Otros estudios que parecen apoyar el trabajo de Dean H. Hamer y LeVay en cuanto a los factores fisiológicos y genéticos que podrían influir en la orientación sexual han examinado los árboles genealógicos de gays y lesbianas. Los resultados combinados de dichos estudios demuestran que el 50% de las mujeres gemelas idénticas compartían la orientación sexual de sus hermanas; entre los gemelos, la cifra ascendía al 57%. Entre hermanos, el porcentaje de gays que habían tenido un hermano o una hermana homosexual era del 16%. El hecho de que los gemelos idénticos, es decir, con el mismo código genético compartan la misma orientación sexual con mayor frecuencia que los hermanos no idénticos añade consistencia a estos argumentos. Resulta importante recordar, no obstante, que si la orientación sexual estuviese determinada únicamente por los genes de una persona, los gemelos idénticos siempre compartirían la misma sexualidad, algo que no es cierto, según se ha demostrado.

¿LAS HORMONAS PUEDEN SER LA CAUSA DE LA HOMOSEXUALIDAD?

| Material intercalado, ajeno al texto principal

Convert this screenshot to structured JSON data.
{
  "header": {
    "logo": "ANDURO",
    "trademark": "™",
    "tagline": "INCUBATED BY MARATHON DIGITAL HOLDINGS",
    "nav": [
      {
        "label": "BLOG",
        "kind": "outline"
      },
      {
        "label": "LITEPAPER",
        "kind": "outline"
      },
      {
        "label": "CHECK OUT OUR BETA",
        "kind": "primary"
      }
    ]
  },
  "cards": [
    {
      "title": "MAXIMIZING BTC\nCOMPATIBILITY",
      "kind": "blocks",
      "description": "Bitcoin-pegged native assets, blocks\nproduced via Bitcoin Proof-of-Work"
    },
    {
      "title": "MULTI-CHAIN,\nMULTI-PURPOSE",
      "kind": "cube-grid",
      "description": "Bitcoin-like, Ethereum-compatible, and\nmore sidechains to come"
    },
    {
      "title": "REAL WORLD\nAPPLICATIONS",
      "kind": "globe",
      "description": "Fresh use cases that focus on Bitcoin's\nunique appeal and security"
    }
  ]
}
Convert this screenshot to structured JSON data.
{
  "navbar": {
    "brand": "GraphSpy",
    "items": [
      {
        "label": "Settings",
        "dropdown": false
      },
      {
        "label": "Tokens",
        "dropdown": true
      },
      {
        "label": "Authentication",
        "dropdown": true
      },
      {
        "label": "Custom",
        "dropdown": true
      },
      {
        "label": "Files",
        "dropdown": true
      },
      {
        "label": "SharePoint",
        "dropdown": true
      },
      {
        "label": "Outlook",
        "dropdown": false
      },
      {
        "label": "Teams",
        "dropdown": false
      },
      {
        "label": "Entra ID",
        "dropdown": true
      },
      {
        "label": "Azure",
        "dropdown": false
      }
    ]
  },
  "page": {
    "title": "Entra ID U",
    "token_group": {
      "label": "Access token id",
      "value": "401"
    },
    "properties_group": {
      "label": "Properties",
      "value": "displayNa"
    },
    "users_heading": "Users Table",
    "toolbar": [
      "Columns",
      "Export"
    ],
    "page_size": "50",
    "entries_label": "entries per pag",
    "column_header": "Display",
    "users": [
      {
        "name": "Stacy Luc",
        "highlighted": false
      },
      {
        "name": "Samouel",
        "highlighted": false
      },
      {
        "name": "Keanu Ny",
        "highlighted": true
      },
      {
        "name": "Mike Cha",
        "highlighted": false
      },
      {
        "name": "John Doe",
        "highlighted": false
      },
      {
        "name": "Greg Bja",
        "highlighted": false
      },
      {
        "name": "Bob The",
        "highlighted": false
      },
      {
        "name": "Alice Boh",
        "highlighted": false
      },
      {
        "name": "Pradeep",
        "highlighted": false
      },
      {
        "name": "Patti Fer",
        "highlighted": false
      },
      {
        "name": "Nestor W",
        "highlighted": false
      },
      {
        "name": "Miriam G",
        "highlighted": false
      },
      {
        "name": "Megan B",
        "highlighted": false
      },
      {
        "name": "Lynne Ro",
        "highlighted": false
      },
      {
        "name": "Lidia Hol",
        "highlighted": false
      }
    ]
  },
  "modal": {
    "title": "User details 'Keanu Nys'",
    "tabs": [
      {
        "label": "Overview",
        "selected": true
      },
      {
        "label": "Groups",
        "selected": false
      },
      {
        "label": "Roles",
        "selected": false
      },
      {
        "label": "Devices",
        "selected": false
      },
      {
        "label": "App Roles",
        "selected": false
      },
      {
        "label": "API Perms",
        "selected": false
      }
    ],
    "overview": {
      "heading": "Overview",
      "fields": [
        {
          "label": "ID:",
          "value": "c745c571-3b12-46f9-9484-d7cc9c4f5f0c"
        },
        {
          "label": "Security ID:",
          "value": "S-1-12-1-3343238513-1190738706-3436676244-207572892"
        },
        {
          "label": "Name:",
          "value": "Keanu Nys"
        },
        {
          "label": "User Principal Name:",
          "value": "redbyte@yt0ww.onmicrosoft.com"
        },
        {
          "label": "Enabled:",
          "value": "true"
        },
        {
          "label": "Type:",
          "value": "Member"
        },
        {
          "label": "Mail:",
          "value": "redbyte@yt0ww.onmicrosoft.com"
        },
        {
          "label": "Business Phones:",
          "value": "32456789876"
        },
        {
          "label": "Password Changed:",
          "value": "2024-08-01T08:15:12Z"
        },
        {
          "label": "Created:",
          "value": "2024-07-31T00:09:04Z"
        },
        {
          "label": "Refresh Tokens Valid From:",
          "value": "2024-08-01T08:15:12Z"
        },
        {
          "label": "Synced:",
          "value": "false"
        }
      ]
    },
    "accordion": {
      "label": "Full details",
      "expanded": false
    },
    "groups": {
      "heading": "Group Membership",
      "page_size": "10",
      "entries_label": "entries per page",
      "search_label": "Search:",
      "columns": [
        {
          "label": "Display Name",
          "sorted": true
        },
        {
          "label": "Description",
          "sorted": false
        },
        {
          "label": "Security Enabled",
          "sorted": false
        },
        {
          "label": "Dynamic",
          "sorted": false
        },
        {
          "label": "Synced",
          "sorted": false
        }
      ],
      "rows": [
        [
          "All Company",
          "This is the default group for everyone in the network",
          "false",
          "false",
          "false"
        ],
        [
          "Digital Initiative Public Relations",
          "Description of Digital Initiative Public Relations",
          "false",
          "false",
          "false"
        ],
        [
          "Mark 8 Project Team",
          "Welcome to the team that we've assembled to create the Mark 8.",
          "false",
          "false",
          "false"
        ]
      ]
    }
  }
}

Desde el descubrimiento de las hormonas y de su influencia en las características sexuales humanas, los investigadores ha explorado la posibilidad de una base hormonal para la homosexualidad. La primera teoría propuesta por los expertos fue que el nivel de hormonas masculinas y femeninas en la edad adulta determinaba la sexualidad, idea que fue rechazada.

Teorías más recientes sugieren que la exposición fetal a las hormonas puede ser importante. La exposición a niveles elevados de andrógenos (hormonas masculinas) antes del nacimiento puede conducir a la heterosexualidad en los hombres y a la homosexualidad en las mujeres. Por el contrario, los niveles fetales bajos de andrógenos podrían provocar homosexualidad en los hombres y heterosexualidad en las mujeres. Los investigadores en este campo han obtenido la mayor parte de sus conclusiones a partir de la observación del comportamiento de apareamiento de ratas de laboratorio expuestas a diferentes niveles de hormonas sexuales antes del nacimiento.

Algunos estudios parecen indicar que el nivel de hormonas presentes en los homosexuales difiere de los que se encuentran en los heterosexuales. Sin embargo, mientras que todos sabemos que algunas características sexuales físicas, como el vello corporal y la distribución de las grasas, pueden alterarse mediante la inyección de hormonas, existen pocas evidencias de que la orientación sexual también pueda cambiarse de este modo.

Aunque existen amplios sectores de la comunidad científica que consideran irresistibles los argumentos sobre una base biológica de la homosexualidad, apenas se da consenso sobre los factores que causan un comportamiento homosexual.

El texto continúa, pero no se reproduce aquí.